I had my favorite dry fly rod with me, which was at that time a new-to-me possession: a Winston Tom Morgan Favorite 8’ 4wt made in Twin Bridges, Montana, in 1996. Big hatches on that stretch of river are more on the seldom side, but I’d been unable to resist sliding the two-piece rod together, tying on an Elk Hair Caddis, and seeing what might be looking up.


A small group of deer–all does–leisurely crossed the river about 30 yards upstream, bending to the stream to drink, their coats a pale gold in the sun. As usual, they paid me little mind–certainly much less than the awe I felt for them and for that moment. Soon, they’d ambled into the rhododendrons on the bank, up the hillside, and off to the next meadow. 


The fishing on this day was decent–a handful of feisty browns and rainbows, none any larger than 10 or 11 inches–but far short of an all-time great fishing day in terms of size or quantity. The beauty of the river–its whisperings under cutbanks, redwings slipping from their folds in the tall grasses–far surpassed the fishing itself, which it almost always does for me.


Eventually, with the sun swinging towards the hills and my last semi-cold beer just about gone, I made my way up from the bank, found my footpath through the bramble, and began the half-mile walk along the dirt road back to the cabin.


As I approached the bridge over the river, a neighbor turned around the far bend in the road, his pickup truck kicking up a plume of dust like a rooster tail. I waited on the side of the road as he crossed the narrow bridge, and he rolled his passenger window down as the truck came to a stop.


We made short small talk about fishing, if I’d caught anything, the usual stuff, before he asked, “Did you feel the earthquake?” Sure that I’d misheard him, I asked, “What was that?” 


“The earthquake–did you feel it?” 


I had not. I had no idea what he was talking about.


Earthquakes in North Carolina are notable because they are few and far between. Because the Blue Ridge Mountains are so old and not as fractured as their western counterparts, earthquakes travel farther, rippling out long distances from the epicenter like a stone thrown in still water. I remember working on homework many years ago and feeling the house begin to rumble–only slight and briefly–and wasn’t quite sure what was happening. Sure enough, an earthquake in Virginia had rumbled its way hundreds of miles south through the contiguous rock and clay.

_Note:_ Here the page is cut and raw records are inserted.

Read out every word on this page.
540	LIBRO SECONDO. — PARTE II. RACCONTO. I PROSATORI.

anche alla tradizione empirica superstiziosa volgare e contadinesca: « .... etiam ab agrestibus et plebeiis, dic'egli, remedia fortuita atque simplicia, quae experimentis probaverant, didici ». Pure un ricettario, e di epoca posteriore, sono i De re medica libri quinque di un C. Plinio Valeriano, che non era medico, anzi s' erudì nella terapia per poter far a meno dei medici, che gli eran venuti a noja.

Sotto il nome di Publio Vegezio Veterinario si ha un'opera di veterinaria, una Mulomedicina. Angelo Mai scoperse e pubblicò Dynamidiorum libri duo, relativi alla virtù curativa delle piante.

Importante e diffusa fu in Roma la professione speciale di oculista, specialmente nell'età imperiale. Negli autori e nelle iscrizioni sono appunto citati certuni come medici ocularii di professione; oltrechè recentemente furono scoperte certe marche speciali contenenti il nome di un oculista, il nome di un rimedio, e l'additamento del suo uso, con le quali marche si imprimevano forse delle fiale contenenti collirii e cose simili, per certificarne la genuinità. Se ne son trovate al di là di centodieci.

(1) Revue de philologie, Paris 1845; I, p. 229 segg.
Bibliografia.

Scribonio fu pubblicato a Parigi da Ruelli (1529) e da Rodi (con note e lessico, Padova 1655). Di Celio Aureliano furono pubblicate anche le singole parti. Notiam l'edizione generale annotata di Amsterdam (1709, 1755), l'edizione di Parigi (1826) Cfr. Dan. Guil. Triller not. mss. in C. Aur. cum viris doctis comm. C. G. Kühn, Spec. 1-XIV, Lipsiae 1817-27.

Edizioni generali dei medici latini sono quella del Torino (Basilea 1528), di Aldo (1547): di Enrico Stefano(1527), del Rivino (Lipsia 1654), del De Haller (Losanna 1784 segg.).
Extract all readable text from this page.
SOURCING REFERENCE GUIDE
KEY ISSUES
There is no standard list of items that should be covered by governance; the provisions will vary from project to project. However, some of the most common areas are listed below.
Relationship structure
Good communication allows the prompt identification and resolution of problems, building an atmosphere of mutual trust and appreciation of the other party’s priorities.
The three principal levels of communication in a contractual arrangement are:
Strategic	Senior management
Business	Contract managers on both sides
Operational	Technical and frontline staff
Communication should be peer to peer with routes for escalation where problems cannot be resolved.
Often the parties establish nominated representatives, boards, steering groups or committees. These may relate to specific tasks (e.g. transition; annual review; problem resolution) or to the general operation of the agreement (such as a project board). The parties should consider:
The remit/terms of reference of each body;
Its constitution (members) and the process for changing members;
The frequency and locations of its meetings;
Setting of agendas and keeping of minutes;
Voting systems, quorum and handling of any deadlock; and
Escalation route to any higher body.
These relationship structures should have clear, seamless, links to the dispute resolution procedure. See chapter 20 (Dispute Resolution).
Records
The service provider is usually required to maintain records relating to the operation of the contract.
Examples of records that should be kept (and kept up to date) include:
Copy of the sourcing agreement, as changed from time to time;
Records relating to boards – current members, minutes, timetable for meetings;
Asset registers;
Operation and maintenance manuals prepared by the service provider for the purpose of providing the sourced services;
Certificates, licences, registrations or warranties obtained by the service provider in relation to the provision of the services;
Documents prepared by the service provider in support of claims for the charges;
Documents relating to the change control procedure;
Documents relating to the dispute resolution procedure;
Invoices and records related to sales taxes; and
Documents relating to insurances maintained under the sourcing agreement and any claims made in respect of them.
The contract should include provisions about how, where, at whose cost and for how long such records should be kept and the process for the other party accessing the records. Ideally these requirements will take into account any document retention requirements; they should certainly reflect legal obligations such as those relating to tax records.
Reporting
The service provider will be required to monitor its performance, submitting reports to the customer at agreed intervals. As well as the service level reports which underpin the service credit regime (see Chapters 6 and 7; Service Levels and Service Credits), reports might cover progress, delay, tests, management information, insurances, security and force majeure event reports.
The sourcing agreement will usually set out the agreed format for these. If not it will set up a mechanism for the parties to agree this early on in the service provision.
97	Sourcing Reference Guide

Maybe it was the fact that standing in a river means standing in motion, or maybe the quake shook through as I was traversing tilting and wobbling rocks on the riverbed, but I remember this day fondly for its ability to teach and re-teach me what I love most about fly fishing: the propensity to lose ourselves in it and in the many moments of beauty it presents us, so much so that I did not feel the earth shudder beneath me.


To be engrossed in something so antithetical to much of how the world is now constructed–fly fishing is quiet; it takes time; it teaches patience, even to the hasty; it is deliberate and delicate; precise and meandering; it is graceful and uniquely repetitive; it requires a singular focus; it unites families and friends by centering us together on its particular beauty; and it beckons us to come back equally on days when we lose count of how many fish we’ve caught and on days when we are skunked.


As a writer, I’m more familiar than I care to be with the difficulty of expressing with exactitude a thought, feeling, or idea, and although frustrating, it’s what continually draws me to write. And so it is this story that I feel best expresses my why, my feelings about fishing, my ideas about its place in my life, better than I could ever just plainly describe. It’s for these reasons that, for me (and, I know, many others), fishing is never about the fish.


For those of us who have fallen victim to or in love with fly fishing long ago, this is certainly no revelation. And perhaps there will be some who say, “It’s never about the fish? That’s something somebody who has never caught [insert exotic species here] would say.” That may be true, but I’m not sure.


What I am sure of is that far beyond netting a fish or feeling its head shake on the end of the tippet or being startled when a brown suddenly and aggressively strikes your dry fly, there are the things that truly make fly fishing the thing so many of us yearn for and feel cleansed by: the long, hollow calls of geese following the riffles downstream, the constant dance we find ourselves in with the river–picking apart the many veins of a seam, our minds undulating between drift and mend–the way the river becomes an off-ramp from the freeway of time and leads you to a place where everything else vanishes, even the trembling in the bedrock beneath your feet.